As journalists, we're theoretically impartial observers of the fields we cover. But I can't help cheering for announcements like today's top news story, about Verizon's plan to take its 3G wireless data network nationwide. To me, it's one more step in the direction of freedom from the tyranny of sending data over land lines, a regime whose end can't come soon enough.
Let's be clear right up front: I am neither paid by Verizon, nor am I a customer. I'm just a fan of wireless data networks, and I have an old Ricochet modem (circa 1997) gathering dust in the closet as proof of my old-school status. I even remember RadioMail, something us industry geezers get teary-eyed about from time to time.
The reason for my enthusiasm is simple, and easily understandable to any corporate networking budget-head who has seen hotel phone bills that eclipse the price of the room. We may be a wired nation, but the problem lies in the wires -- with their limited places of access, and often arbitrary, outlandish or intentionally confusing array of prices.
Road warriors with Premier-type miles under their belts know the pain of using a laptop on a pillow or on a nightstand, when the only telephone jack in the room is strategically placed behind the unmovable bed. Sure, many hotels now offer high-speed links (sometimes free), but the majority of travel locations -- hotels, airports and convention centers -- have yet to understand and prepare for the needs of a mobile worker with a laptop.

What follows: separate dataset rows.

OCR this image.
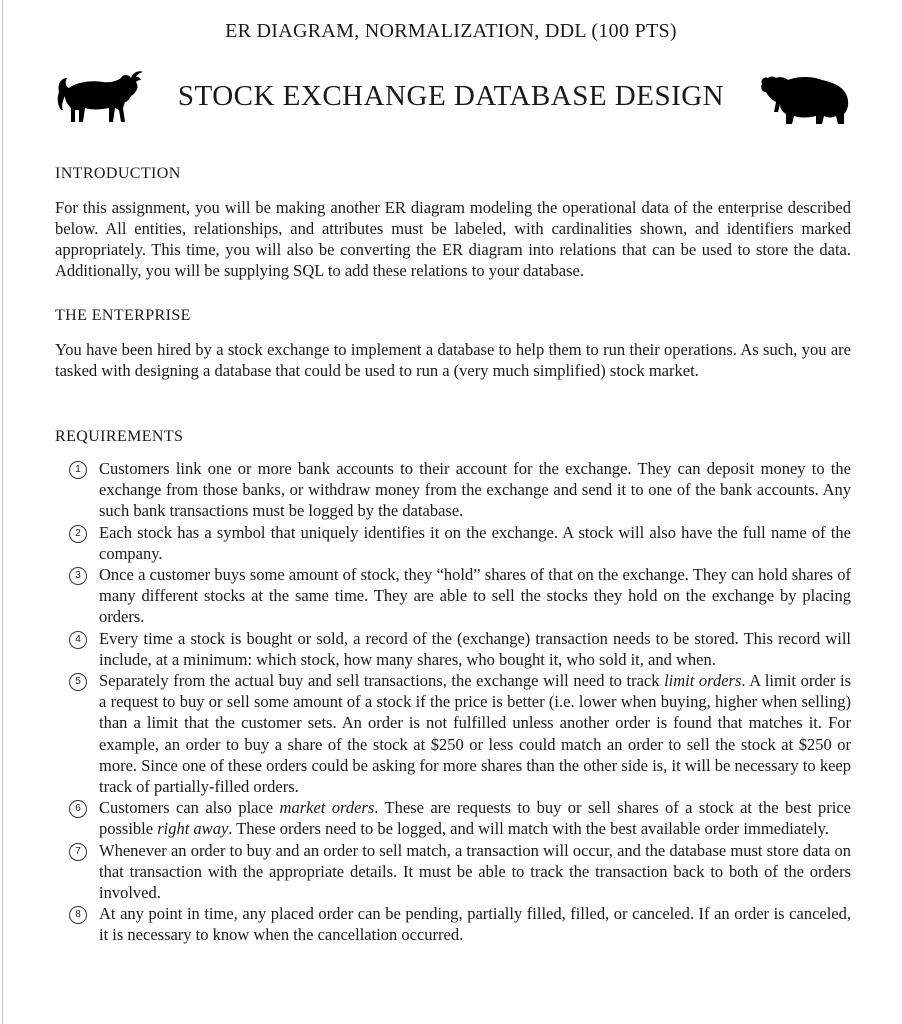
ER DIAGRAM, NORMALIZATION, DDL (100 PTS)
STOCK EXCHANGE DATABASE DESIGN
INTRODUCTION
For this assignment, you will be making another ER diagram modeling the operational data of the enterprise described below. All entities, relationships, and attributes must be labeled, with cardinalities shown, and identifiers marked appropriately. This time, you will also be converting the ER diagram into relations that can be used to store the data. Additionally, you will be supplying SQL to add these relations to your database.
THE ENTERPRISE
You have been hired by a stock exchange to implement a database to help them to run their operations. As such, you are tasked with designing a database that could be used to run a (very much simplified) stock market.
REQUIREMENTS
1	Customers link one or more bank accounts to their account for the exchange. They can deposit money to the exchange from those banks, or withdraw money from the exchange and send it to one of the bank accounts. Any such bank transactions must be logged by the database.
2	Each stock has a symbol that uniquely identifies it on the exchange. A stock will also have the full name of the company.
3	Once a customer buys some amount of stock, they “hold” shares of that on the exchange. They can hold shares of many different stocks at the same time. They are able to sell the stocks they hold on the exchange by placing orders.
4	Every time a stock is bought or sold, a record of the (exchange) transaction needs to be stored. This record will include, at a minimum: which stock, how many shares, who bought it, who sold it, and when.
5	Separately from the actual buy and sell transactions, the exchange will need to track limit orders. A limit order is a request to buy or sell some amount of a stock if the price is better (i.e. lower when buying, higher when selling) than a limit that the customer sets. An order is not fulfilled unless another order is found that matches it. For example, an order to buy a share of the stock at $250 or less could match an order to sell the stock at $250 or more. Since one of these orders could be asking for more shares than the other side is, it will be necessary to keep track of partially-filled orders.
6	Customers can also place market orders. These are requests to buy or sell shares of a stock at the best price possible right away. These orders need to be logged, and will match with the best available order immediately.
7	Whenever an order to buy and an order to sell match, a transaction will occur, and the database must store data on that transaction with the appropriate details. It must be able to track the transaction back to both of the orders involved.
8	At any point in time, any placed order can be pending, partially filled, filled, or canceled. If an order is canceled, it is necessary to know when the cancellation occurred.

Too many times, traveling professionals are at the mercy of local phone pirates, clueless event organizers and public-infrastructure dolts who don't understand that a pay phone without a shelf big enough for a laptop (or without a data port) is worthless. Give the people a predictable, reliable, fixed-cost way to send and receive data, anywhere, anytime, and they will come... with wallets open. Then I can look forward to reading stories about the pay-phone museum.